Elastic properties of liquid and glassy propane-based alcohols under high pressure: the increasing role of hydrogen bonds in a homologous family

Abstract

We have measured the elastic moduli of liquid and glassy n-propanol and propylene glycol (PG) under pressure by ultrasonic techniques and have recalculated similar characteristics for glycerol from the previous experiment. All three substances form a ternary homologous family with the common formula C₃H_8−n(OH)_n (n = 1, 2, 3), where the number of hydrogen bonds per molecule increases with the number of oxygen atoms approximately as ≈2n. In turn, the enhancement of hydrogen bonding results in an increase in elastic moduli (bulk modulus for liquids or bulk and shear moduli for glasses) from n-propanol to glycerol at all pressures, while the volume per molecule V_m shows the opposite trend at atmospheric pressure in spite of an increase in the molecular size.
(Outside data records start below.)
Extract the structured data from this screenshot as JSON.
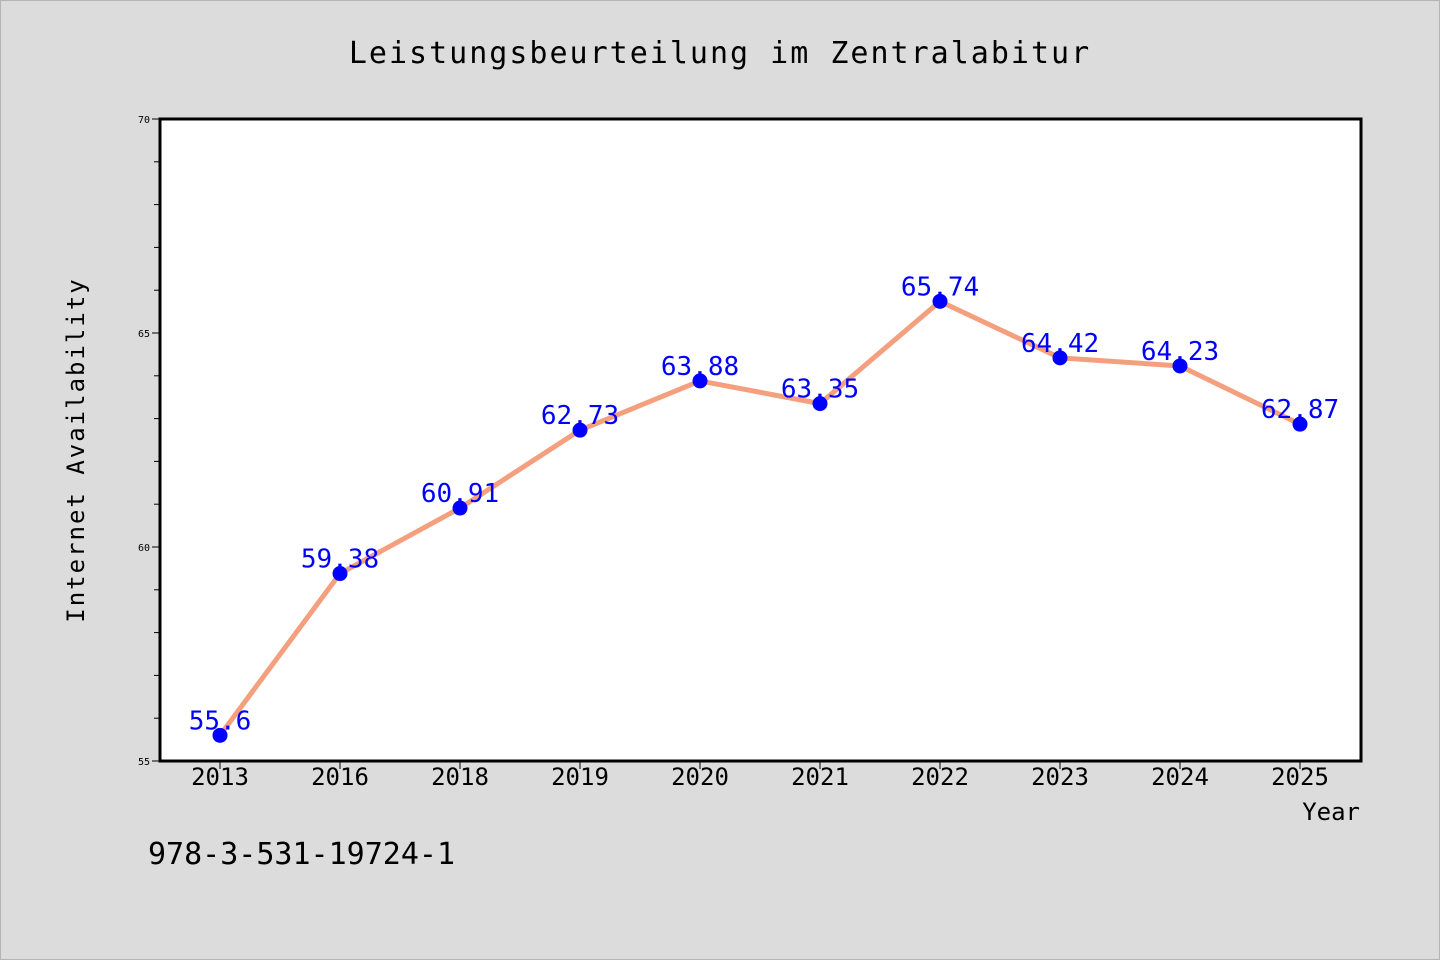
{
  "chart_data": {
    "type": "line",
    "title": "Leistungsbeurteilung im Zentralabitur",
    "xlabel": "Year",
    "ylabel": "Internet Availability",
    "categories": [
      "2013",
      "2016",
      "2018",
      "2019",
      "2020",
      "2021",
      "2022",
      "2023",
      "2024",
      "2025"
    ],
    "series": [
      {
        "values": [
          55.6,
          59.38,
          60.91,
          62.73,
          63.88,
          63.35,
          65.74,
          64.42,
          64.23,
          62.87
        ],
        "line_color": "#f4a07f",
        "marker_color": "#0000ff"
      }
    ],
    "data_labels": [
      "55.6",
      "59.38",
      "60.91",
      "62.73",
      "63.88",
      "63.35",
      "65.74",
      "64.42",
      "64.23",
      "62.87"
    ],
    "ylim": [
      55,
      70
    ],
    "y_ticks": [
      "55",
      "60",
      "65",
      "70"
    ],
    "y_minor_step": 1,
    "grid": false,
    "label_color": "#0000ff"
  },
  "footnote": "978-3-531-19724-1",
  "colors": {
    "background": "#dcdcdc",
    "plot_area": "#ffffff",
    "line": "#f4a07f",
    "marker": "#0000ff"
  }
}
Nevertheless, the ratios between the V_m values at pressure P > 0.05 GPa are inverted in liquids and tend to the ratios of molecule volumes which indicates a decrease of the relative contribution of hydrogen bonds to the repulsive intermolecular forces with increasing pressure regardless of increase or decrease in the number of hydrogen bonds and their strength. A similar volume behavior is observed for glasses at T = 77 K. We have also established that the relative difference between corresponding moduli of liquid or glassy n-propanol and PG is remarkably less than that between corresponding values for PG and glycerol. We explain this property by the formation of a three-dimensional network of hydrogen bonds in glycerol, where the number of hydrogen bonds per molecule is close to six.